Дискуссия о том, как интерпретировать последствия теории инклюзивной приспособленности для человеческого социального сотрудничества, параллельна некоторым ключевым недоразумениям, описанным выше. Первоначально эволюционные биологи, интересующиеся людьми, ошибочно предполагали, что в случае человека «родственный отбор требует родственной дискриминации», вместе со своими коллегами, изучающими другие виды (см.
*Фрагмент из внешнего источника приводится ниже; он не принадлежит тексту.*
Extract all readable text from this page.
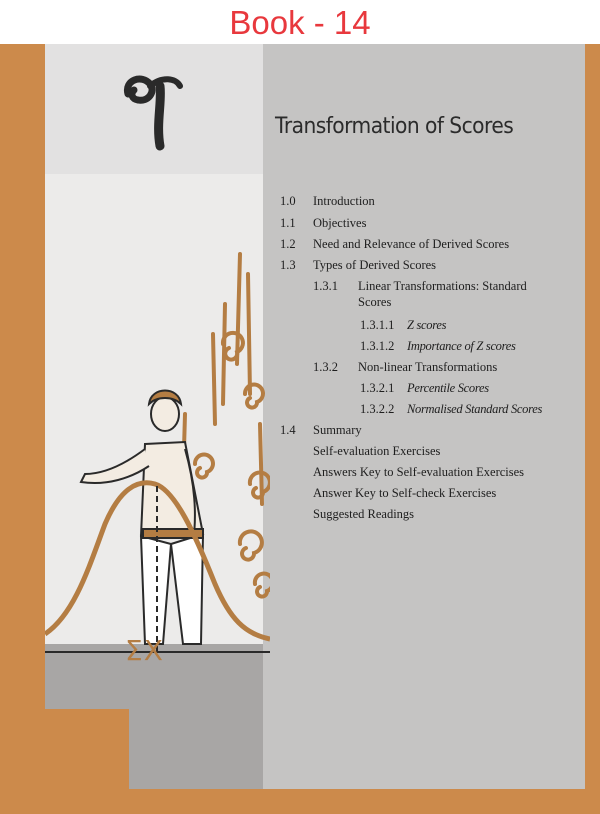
Book - 14
ΣX
Transformation of Scores
1.0 Introduction
1.1 Objectives
1.2 Need and Relevance of Derived Scores
1.3 Types of Derived Scores
1.3.1 Linear Transformations: Standard
Scores
1.3.1.1 Z scores
1.3.1.2 Importance of Z scores
1.3.2 Non-linear Transformations
1.3.2.1 Percentile Scores
1.3.2.2 Normalised Standard Scores
1.4 Summary
Self-evaluation Exercises
Answers Key to Self-evaluation Exercises
Answer Key to Self-check Exercises
Suggested Readings
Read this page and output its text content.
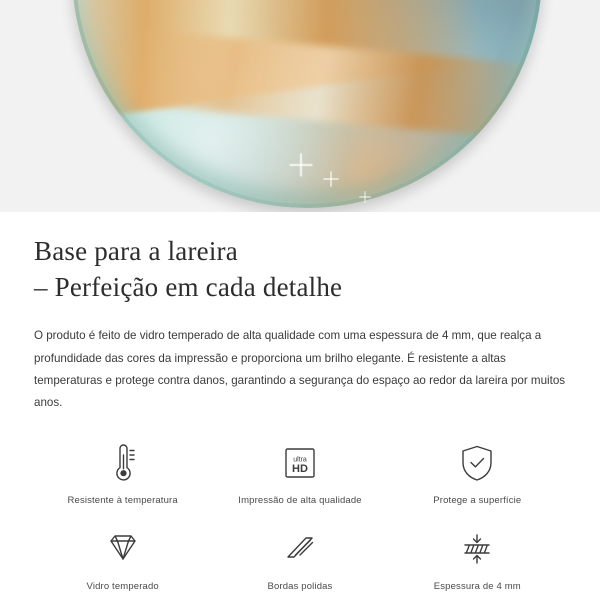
Base para a lareira
– Perfeição em cada detalhe

O produto é feito de vidro temperado de alta qualidade com uma espessura de 4 mm, que realça a profundidade das cores da impressão e proporciona um brilho elegante. É resistente a altas temperaturas e protege contra danos, garantindo a segurança do espaço ao redor da lareira por muitos anos.

Resistente à temperatura
ultra
HD
Impressão de alta qualidade	Protege a superfície
Vidro temperado	Bordas polidas	Espessura de 4 mm
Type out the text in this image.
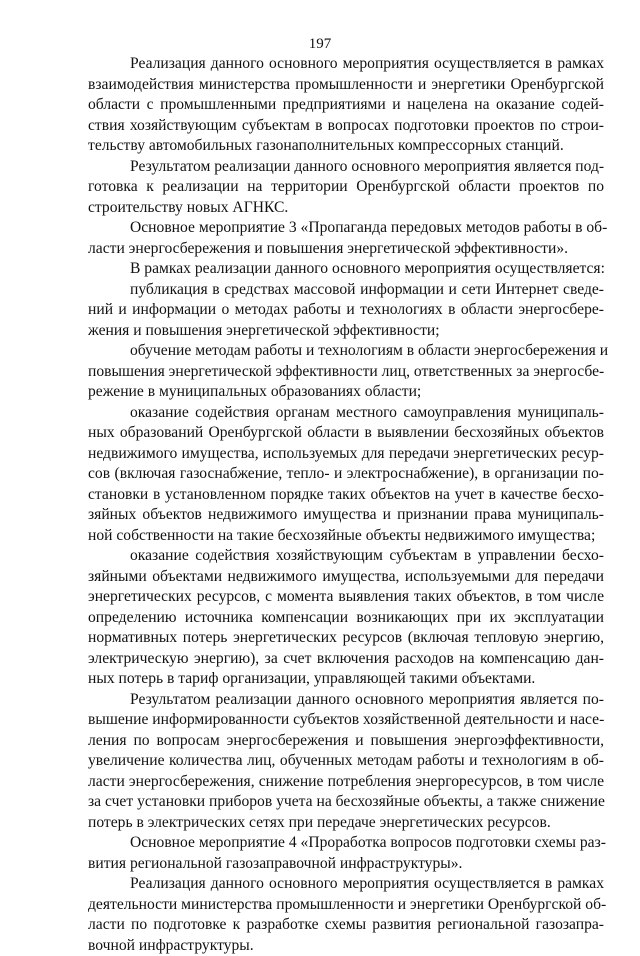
197
Реализация данного основного мероприятия осуществляется в рамках
взаимодействия министерства промышленности и энергетики Оренбургской
области с промышленными предприятиями и нацелена на оказание содей-
ствия хозяйствующим субъектам в вопросах подготовки проектов по строи-
тельству автомобильных газонаполнительных компрессорных станций.
Результатом реализации данного основного мероприятия является под-
готовка к реализации на территории Оренбургской области проектов по
строительству новых АГНКС.
Основное мероприятие 3 «Пропаганда передовых методов работы в об-
ласти энергосбережения и повышения энергетической эффективности».
В рамках реализации данного основного мероприятия осуществляется:
публикация в средствах массовой информации и сети Интернет сведе-
ний и информации о методах работы и технологиях в области энергосбере-
жения и повышения энергетической эффективности;
обучение методам работы и технологиям в области энергосбережения и
повышения энергетической эффективности лиц, ответственных за энергосбе-
режение в муниципальных образованиях области;
оказание содействия органам местного самоуправления муниципаль-
ных образований Оренбургской области в выявлении бесхозяйных объектов
недвижимого имущества, используемых для передачи энергетических ресур-
сов (включая газоснабжение, тепло- и электроснабжение), в организации по-
становки в установленном порядке таких объектов на учет в качестве бесхо-
зяйных объектов недвижимого имущества и признании права муниципаль-
ной собственности на такие бесхозяйные объекты недвижимого имущества;
оказание содействия хозяйствующим субъектам в управлении бесхо-
зяйными объектами недвижимого имущества, используемыми для передачи
энергетических ресурсов, с момента выявления таких объектов, в том числе
определению источника компенсации возникающих при их эксплуатации
нормативных потерь энергетических ресурсов (включая тепловую энергию,
электрическую энергию), за счет включения расходов на компенсацию дан-
ных потерь в тариф организации, управляющей такими объектами.
Результатом реализации данного основного мероприятия является по-
вышение информированности субъектов хозяйственной деятельности и насе-
ления по вопросам энергосбережения и повышения энергоэффективности,
увеличение количества лиц, обученных методам работы и технологиям в об-
ласти энергосбережения, снижение потребления энергоресурсов, в том числе
за счет установки приборов учета на бесхозяйные объекты, а также снижение
потерь в электрических сетях при передаче энергетических ресурсов.
Основное мероприятие 4 «Проработка вопросов подготовки схемы раз-
вития региональной газозаправочной инфраструктуры».
Реализация данного основного мероприятия осуществляется в рамках
деятельности министерства промышленности и энергетики Оренбургской об-
ласти по подготовке к разработке схемы развития региональной газозапра-
вочной инфраструктуры.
West et al., выше). Другими словами, многие биологи предполагали, что прочные социальные связи, сопровождаемые альтруизмом и сотрудничеством в человеческих обществах (давно изучаемые антропологической областью родства), обязательно строятся на признании генетического родства (или «кровных связей»). Это, казалось, хорошо соответствовало историческим исследованиям в антропологии, зародившимся в девятнадцатом веке (см. историю родства ), которые часто предполагали, что человеческое родство строится на признании общих кровных связей.
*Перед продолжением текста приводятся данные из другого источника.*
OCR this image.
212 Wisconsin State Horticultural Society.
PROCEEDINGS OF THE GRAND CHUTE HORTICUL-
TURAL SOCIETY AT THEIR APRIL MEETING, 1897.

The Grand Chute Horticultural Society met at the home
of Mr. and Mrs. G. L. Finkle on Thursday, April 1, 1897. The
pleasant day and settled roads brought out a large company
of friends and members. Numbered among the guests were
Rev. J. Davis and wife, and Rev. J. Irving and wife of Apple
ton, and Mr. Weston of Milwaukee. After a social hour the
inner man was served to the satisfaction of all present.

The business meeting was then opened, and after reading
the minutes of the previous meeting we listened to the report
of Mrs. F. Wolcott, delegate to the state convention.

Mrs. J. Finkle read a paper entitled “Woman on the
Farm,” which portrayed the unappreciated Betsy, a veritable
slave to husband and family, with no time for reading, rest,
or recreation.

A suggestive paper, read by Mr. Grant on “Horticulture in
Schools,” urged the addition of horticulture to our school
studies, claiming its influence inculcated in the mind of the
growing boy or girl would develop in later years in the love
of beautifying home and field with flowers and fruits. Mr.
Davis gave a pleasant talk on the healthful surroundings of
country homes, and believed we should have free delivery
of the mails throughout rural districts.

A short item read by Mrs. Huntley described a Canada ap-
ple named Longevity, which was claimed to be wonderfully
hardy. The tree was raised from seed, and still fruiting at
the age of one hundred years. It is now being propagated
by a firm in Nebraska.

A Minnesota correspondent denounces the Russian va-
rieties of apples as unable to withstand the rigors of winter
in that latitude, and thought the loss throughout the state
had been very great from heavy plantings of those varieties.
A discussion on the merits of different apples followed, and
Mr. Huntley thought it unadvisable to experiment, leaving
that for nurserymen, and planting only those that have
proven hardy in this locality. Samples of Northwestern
Однако, независимо от появления теории инклюзивной приспособленности, с 1960-х годов многие антропологи сами пересмотрели баланс результатов в своих собственных этнографических данных и начали отвергать представление о том, что человеческое родство «вызвано» кровными узами (см. Родство ). Антропологи собрали очень обширные этнографические данные о социальных моделях и поведении людей за столетие или более из широкого спектра различных культурных групп. Данные показывают, что многие культуры не считают «кровные узы» (в генеалогическом смысле) основой своих тесных социальных отношений и родственных связей. Вместо этого социальные связи часто считаются основанными на общих обстоятельствах, основанных на местоположении, включая совместное проживание (совместное проживание), сон рядом друг с другом, совместную работу, совместное питание (сожительство) и другие формы совместной жизни вместе. Сравнительные антропологи показали [6] , что эти аспекты общих обстоятельств являются важным компонентом того, что влияет на родство в большинстве человеческих культур, независимо от того, обязательно ли присутствуют «кровные узы» (см. Воспитательное родство ниже).
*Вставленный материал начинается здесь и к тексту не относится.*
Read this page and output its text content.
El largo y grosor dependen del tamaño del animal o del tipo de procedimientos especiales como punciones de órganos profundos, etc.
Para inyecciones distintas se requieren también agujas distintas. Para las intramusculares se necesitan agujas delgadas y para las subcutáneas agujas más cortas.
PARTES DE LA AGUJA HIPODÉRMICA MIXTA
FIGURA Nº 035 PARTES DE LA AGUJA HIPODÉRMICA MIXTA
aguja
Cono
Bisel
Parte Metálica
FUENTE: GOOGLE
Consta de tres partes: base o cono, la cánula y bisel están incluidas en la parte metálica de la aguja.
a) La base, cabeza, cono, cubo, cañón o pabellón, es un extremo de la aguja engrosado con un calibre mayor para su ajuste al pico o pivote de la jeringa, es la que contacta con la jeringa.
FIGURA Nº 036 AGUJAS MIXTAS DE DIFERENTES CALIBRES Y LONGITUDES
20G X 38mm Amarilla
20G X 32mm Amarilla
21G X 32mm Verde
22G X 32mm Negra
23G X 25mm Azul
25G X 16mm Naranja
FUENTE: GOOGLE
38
Хотя кровные узы (и генетическое родство) часто коррелируют с родством, как и в случае с млекопитающими (см. раздел выше), данные из человеческих обществ свидетельствуют о том, что не генетическое родство само по себе является опосредующим механизмом социальных связей и сотрудничества, а общий контекст (хотя обычно состоящий из генетических родственников) и вытекающее из него знакомство опосредуют социальные связи. Это подразумевает, что генетическое родство не является определяющим механизмом и не требуется для формирования социальных связей в родственных группах или для выражения альтруизма у людей, даже если статистические корреляции генетического родства являются эволюционным критерием появления таких социальных черт у биологических организмов в эволюционных временных масштабах. Понимание этого различия между статистической ролью генетического родства в эволюции социальных черт и, тем не менее, его отсутствием необходимой определяющей роли в опосредующих механизмах социальных связей и выражения альтруизма является ключом к правильному применению теории инклюзивной приспособленности к социальному поведению человека (а также к другим млекопитающим).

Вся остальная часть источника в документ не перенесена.